Kementerian Kesehatan memperkirakan bahwa saat ini, terdapat 1,7 persen penyandang lupus di Indonesia.
Direktur Pencegahan dan Pengendalian Penyakit Tidak Menular Siti Nadia Tarmizi mengatakan, lupus atau Lupus Eritematosus Sistemik (LES) adalah penyakit autoimun, di mana imun tubuh menyerang diri sendiri, dan penyakit itu lebih banyak ditemukan pada perempuan dibandingkan laki-laki.
Secara global, katanya, sebanyak 100 per 100 ribu orang dewasa memiliki kondisi itu.

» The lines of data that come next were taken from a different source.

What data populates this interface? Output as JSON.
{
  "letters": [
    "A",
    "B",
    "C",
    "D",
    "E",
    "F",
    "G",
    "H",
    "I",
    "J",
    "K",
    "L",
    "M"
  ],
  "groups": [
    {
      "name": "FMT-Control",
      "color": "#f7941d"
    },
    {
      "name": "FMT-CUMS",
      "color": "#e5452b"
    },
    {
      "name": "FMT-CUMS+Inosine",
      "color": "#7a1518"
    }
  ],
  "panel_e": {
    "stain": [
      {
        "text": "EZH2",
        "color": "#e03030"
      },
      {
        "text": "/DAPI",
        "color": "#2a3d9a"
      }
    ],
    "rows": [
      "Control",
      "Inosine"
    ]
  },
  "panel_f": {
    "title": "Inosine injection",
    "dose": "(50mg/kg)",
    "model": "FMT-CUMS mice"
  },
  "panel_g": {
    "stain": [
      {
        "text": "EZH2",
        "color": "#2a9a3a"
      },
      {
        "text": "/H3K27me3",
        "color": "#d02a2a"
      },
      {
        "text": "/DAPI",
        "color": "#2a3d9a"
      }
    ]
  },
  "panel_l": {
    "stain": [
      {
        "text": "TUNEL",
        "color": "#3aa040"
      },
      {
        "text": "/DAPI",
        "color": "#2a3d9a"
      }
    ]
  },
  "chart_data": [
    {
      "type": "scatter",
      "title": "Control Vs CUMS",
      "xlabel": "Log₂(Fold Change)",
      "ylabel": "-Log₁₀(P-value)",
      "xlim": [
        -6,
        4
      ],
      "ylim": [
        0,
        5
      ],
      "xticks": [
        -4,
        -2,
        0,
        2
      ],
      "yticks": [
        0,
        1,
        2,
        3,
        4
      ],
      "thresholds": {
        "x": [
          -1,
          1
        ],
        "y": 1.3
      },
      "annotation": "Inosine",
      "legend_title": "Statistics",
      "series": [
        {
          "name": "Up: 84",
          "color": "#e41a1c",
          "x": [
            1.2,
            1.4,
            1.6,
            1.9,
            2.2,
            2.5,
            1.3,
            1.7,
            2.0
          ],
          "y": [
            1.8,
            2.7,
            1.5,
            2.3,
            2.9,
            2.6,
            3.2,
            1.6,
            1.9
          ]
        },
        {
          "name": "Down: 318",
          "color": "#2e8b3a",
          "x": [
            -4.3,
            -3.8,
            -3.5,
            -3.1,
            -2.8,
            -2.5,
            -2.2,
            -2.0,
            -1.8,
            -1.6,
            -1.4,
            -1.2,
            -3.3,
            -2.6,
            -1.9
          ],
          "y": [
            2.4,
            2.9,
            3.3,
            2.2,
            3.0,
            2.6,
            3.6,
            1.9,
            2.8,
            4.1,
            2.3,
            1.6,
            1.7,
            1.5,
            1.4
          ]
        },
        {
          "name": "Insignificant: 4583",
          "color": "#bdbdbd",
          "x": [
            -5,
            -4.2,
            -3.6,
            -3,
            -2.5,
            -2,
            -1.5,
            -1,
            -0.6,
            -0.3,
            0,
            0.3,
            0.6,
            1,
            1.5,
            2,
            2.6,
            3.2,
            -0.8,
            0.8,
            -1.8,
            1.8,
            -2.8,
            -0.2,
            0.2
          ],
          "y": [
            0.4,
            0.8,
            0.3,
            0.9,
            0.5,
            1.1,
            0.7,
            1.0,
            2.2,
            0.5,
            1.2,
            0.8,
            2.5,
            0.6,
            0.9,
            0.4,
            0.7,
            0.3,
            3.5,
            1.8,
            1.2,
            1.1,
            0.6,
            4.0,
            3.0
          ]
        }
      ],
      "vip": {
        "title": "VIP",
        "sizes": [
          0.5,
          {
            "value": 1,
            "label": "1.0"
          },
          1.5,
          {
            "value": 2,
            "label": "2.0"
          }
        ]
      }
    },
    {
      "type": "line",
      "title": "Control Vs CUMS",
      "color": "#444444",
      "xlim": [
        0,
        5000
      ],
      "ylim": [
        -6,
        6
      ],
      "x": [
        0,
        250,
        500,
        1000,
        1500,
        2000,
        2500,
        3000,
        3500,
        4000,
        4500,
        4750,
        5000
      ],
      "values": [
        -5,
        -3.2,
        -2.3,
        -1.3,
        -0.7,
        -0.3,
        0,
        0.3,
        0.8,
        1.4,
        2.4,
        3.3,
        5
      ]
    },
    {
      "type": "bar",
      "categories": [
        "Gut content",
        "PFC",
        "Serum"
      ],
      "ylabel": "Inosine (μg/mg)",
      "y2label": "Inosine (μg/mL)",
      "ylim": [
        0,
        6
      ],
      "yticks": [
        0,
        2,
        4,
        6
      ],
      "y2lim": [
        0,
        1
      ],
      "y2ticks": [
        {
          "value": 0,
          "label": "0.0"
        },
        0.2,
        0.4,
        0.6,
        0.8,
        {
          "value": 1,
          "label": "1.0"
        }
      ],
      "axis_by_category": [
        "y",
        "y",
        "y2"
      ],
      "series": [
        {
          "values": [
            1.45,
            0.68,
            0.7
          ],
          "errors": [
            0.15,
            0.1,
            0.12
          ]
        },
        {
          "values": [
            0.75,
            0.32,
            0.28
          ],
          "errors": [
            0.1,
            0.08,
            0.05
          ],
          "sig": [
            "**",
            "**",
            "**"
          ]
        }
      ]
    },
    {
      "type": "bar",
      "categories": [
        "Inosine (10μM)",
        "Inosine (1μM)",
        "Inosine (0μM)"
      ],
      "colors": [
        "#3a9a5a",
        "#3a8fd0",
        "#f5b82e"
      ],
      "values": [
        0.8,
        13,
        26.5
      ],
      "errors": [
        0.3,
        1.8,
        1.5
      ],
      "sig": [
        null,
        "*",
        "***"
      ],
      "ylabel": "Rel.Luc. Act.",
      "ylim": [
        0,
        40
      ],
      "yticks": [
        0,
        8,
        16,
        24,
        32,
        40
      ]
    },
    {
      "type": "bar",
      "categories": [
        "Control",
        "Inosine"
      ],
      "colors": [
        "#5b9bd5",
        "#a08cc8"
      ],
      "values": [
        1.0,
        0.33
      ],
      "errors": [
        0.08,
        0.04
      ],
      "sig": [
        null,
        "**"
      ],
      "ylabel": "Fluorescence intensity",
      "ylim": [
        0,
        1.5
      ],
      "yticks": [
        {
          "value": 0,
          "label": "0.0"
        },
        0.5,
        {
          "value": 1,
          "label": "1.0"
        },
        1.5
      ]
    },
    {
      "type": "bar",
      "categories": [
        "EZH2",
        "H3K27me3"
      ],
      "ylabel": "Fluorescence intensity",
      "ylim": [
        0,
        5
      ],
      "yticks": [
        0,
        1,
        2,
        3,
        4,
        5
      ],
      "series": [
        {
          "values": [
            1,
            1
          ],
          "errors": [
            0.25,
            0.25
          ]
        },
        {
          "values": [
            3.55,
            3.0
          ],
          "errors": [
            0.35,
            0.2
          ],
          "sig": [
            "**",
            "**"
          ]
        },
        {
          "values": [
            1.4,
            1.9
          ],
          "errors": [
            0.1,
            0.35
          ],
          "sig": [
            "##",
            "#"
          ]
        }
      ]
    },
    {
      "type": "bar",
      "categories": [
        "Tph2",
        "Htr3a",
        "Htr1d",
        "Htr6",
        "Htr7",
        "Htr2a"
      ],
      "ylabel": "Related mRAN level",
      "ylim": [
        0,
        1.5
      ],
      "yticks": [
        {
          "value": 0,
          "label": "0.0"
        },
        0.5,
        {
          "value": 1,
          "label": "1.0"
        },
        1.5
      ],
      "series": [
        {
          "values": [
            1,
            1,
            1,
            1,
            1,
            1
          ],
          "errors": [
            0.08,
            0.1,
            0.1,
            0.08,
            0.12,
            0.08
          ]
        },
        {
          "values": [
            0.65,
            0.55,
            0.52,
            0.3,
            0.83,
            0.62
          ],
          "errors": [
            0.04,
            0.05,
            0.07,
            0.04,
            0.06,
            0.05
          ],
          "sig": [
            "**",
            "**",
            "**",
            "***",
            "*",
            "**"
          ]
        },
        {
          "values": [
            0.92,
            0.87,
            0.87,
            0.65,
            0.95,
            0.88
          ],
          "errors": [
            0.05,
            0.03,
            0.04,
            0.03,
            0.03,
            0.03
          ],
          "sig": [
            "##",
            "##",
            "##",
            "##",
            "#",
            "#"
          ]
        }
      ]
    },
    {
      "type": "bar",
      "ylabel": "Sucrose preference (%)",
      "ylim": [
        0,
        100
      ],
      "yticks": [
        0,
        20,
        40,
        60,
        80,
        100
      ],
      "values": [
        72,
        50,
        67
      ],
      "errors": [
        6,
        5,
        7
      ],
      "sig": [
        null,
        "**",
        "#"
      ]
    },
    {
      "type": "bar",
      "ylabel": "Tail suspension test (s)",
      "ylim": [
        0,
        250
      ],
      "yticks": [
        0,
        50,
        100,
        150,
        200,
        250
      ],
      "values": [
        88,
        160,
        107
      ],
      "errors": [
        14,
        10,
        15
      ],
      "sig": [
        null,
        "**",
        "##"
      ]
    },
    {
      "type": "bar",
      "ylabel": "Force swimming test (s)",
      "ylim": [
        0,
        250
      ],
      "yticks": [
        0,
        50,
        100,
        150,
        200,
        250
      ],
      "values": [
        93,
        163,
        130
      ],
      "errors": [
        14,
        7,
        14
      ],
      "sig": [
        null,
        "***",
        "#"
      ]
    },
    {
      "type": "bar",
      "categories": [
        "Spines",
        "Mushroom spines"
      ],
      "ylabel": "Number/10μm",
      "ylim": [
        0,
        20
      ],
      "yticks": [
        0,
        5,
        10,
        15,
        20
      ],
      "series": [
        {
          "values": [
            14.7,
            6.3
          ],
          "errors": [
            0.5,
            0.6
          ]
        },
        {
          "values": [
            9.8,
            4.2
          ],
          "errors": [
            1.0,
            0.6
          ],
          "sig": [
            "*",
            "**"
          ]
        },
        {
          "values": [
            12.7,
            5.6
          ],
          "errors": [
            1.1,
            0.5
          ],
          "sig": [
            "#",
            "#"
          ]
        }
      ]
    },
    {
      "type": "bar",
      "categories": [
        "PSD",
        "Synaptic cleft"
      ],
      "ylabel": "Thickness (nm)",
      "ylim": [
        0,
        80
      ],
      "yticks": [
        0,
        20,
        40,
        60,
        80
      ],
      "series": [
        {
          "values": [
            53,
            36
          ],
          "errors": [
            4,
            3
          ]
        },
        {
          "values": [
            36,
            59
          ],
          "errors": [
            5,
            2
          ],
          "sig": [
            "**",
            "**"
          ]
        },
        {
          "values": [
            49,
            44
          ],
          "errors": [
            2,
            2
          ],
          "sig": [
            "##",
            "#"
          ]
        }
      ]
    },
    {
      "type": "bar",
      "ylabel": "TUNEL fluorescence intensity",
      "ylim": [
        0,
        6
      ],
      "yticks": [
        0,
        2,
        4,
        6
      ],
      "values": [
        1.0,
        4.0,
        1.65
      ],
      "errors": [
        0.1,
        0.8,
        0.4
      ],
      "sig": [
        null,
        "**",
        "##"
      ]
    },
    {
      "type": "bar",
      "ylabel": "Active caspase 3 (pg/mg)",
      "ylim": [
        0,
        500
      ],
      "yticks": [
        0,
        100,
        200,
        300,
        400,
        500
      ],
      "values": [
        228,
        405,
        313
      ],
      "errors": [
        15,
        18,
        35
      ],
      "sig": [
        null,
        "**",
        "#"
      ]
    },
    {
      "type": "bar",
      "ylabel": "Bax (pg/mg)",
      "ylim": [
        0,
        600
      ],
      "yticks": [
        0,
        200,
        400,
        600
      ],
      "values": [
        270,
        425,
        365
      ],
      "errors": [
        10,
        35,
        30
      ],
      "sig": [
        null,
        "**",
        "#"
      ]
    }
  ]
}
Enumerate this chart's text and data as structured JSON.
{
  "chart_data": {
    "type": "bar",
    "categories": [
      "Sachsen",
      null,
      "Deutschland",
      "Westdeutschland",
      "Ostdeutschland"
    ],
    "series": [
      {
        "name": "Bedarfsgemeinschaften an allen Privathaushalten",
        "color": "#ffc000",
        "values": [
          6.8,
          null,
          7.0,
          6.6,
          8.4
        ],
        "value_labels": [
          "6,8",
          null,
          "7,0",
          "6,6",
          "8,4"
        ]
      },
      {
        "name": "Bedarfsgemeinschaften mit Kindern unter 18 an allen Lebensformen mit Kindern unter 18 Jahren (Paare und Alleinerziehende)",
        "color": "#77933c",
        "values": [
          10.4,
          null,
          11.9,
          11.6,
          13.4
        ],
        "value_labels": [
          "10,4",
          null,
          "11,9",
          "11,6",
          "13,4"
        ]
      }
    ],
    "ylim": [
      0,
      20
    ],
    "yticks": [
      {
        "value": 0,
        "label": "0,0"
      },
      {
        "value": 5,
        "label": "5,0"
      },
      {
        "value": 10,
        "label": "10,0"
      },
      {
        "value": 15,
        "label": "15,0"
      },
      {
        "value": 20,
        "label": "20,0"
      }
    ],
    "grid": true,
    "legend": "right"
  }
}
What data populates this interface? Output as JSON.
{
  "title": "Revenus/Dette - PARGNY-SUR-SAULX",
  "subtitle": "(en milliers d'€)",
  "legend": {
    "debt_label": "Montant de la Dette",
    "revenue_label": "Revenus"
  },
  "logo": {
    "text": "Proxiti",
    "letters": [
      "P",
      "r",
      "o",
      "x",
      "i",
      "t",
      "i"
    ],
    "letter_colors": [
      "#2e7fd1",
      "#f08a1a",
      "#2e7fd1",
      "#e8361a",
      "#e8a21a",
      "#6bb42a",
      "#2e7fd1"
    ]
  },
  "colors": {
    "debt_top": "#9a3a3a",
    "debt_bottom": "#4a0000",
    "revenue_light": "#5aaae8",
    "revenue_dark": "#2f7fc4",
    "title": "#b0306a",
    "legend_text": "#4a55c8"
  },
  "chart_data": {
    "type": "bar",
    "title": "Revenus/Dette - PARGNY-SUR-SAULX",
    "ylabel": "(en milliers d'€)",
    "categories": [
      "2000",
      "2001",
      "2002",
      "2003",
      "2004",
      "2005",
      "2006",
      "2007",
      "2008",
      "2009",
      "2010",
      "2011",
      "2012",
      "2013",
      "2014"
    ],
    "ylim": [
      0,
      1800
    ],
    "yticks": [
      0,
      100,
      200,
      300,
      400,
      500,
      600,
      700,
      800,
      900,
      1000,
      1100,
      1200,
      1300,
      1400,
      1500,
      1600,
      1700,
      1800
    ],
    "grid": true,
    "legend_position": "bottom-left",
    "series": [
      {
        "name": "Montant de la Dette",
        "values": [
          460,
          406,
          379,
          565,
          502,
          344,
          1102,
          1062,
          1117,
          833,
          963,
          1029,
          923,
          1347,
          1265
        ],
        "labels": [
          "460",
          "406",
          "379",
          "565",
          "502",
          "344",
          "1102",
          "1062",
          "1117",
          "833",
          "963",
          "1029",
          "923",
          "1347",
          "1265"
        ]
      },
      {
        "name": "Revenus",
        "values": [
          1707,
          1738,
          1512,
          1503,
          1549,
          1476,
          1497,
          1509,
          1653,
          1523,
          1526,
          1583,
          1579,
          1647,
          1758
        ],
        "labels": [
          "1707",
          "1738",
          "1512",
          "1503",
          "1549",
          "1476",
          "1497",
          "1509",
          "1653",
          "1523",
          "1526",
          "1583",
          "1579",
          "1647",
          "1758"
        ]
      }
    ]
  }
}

"Kalau kita kenal dan ditangani sejak dini, maka usia harapan hidup daripada pasien lupus itu tidak berbeda dengan populasi umum lainnya. Tadi saya sampaikan bahwa umumnya pada usia produktif biasanya sudah diketahui sejak usia 18 tahun atau kemudian sudah bekerja dan sebagainya," kata Nadia dalam temu media daring di Jakarta, Selasa.
Dia menyebutkan bahwa ada sejumlah hal yang memicu penyakit tersebut, misalnya orang dengan bakat lupus yang kemudian bekerja terus menerus di bawah paparan cahaya matahari, sehingga memunculkan penyakit tersebut.
Kemudian, katanya, infeksi berat, kemudian setelah meminum obat tertentu memicu lupus tersebut.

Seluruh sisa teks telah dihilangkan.